Tarsal Tunnel Syndrome
Tarsal tunnel syndrome is a condition where the posterior tibial nerve that lies within the tarsal tunnel is compressed and pinched. The tarsal tunnel is a gap that is formed between the underlying bones of the foot and the overlying tough fibrous tissue.
The exact cause of the condition is not known, but certain conditions, such as fractures, bone spurs, ganglions, benign tumors, muscle impingement or foot deformities, are known to increase the risk of developing tarsal tunnel syndrome. Other medical conditions such as arthritis can cause swelling of the joints that may compress the nerve. Scar tissue formed after an ankle injury and growth of abnormal blood vessels can press against the nerve, resulting in compression and pain.
Foot drop is difficulty lifting the front part of your foot resulting in dragging of the foot. You may lift up your knee higher than usual as if you were climbing stairs. Foot drop may also produce numbness and can affect one or both feet.
Foot drop may be caused by weakness or paralysis of the muscles of the foot, damage or compression of the nerve that supplies the foot muscles, or diseases of the muscles or nerves (muscular dystrophy), brain or spinal cord (stroke and multiple sclerosis).
Charcot-Marie-Tooth Disease is a neurological disorder characterized by damage to the peripheral nervous system which carries signals from the brain to various parts of the body and vice versa. This condition was named after 3 physicians Jean-Martin Charcot, Pierre Marie, and Howard Henry Tooth. The disease causes weakness of the foot, inability to walk or run, foot drop, curled toes and decreased sensation in your legs.
Peripheral neuropathy is a condition of nerve damage, usually in the lower extremities. It is a complication of uncontrolled diabetes which results in the diminished sensation of pain.
Peripheral neuropathy may cause Charcot neuropathy, which affects soft tissues, bones, and joints of the foot and ankle. Bones become fragile and can break or dislocate even with minor forces. Your foot may have redness, swelling, and warmth in the affected area. When left untreated, your foot may become deformed, leading to severe disability and may even require amputation in severe cases.
Plantar fasciitis is an inflammation of the thick band of fibrous tissue that runs along the bottom of your foot (Plantar fascia). It is caused due to repeated strain or overstretching that can result in tiny tears in the ligament, leading to pain and swelling which can make walking difficult.
Your doctor will take your medical history and perform a physical exam. Palpation of the foot and slight tapping of a specific nerve may be performed to identify the nerve condition.
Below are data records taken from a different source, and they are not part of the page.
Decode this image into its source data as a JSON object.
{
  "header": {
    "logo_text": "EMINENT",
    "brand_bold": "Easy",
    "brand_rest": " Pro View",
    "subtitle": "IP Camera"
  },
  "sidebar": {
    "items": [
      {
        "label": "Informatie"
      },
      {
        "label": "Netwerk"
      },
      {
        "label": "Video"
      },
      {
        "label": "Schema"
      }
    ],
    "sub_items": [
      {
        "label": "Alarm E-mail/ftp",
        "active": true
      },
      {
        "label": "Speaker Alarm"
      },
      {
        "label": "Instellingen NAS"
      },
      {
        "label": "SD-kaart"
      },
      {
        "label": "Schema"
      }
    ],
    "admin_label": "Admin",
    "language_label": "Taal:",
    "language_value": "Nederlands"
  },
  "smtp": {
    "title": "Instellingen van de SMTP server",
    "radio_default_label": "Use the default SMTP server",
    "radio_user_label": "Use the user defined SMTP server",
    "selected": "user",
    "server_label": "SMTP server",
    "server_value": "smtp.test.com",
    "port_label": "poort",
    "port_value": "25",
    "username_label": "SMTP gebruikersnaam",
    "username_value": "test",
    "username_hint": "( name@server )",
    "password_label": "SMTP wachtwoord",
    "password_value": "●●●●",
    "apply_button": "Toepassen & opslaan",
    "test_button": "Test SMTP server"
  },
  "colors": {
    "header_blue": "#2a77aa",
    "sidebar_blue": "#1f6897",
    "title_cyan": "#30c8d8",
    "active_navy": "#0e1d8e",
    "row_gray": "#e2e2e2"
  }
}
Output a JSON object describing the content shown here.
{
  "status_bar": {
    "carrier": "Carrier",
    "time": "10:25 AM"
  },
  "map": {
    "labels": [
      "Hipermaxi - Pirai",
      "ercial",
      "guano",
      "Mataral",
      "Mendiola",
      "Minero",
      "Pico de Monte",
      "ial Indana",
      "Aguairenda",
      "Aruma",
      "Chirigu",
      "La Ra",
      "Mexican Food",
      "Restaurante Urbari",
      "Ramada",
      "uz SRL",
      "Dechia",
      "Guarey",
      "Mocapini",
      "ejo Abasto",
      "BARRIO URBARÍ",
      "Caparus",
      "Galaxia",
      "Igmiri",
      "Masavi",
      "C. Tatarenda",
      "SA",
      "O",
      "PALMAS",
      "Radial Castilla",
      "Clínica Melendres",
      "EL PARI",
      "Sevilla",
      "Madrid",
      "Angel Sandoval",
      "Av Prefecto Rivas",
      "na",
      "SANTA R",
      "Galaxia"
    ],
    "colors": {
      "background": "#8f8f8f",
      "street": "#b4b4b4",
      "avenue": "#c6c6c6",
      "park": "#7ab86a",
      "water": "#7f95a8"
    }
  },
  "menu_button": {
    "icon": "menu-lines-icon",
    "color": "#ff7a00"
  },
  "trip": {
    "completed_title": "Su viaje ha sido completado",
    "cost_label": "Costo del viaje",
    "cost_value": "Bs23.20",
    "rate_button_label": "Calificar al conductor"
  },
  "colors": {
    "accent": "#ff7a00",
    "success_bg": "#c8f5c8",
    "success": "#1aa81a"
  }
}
Imaging studies (X-ray, MRI, CT-scan) may be ordered to identify any abnormalities such as overgrowths of bone or tumors that may be compressing the nerve. Nerve tests including electromyography and nerve conduction studies may be performed to examine the affected nerve and locate the area of damage.
Treatment depends on the type of nerve condition and may include:
- Anti-inflammatory medications and corticosteroid injections to help alleviate pain and inflammation.
- Resting your foot and application of ice packs over the inflamed area to reduce swelling.
- Supporting your foot with orthotics, such as specially designed shoe inserts, braces, splints, or change in footwear.
- Physical therapy to relieve pressure and improve the foot function
Surgery is considered if the symptoms fail to resolve with conservative treatments. It may involve the release of the compressed nerve or repair of the damaged nerve.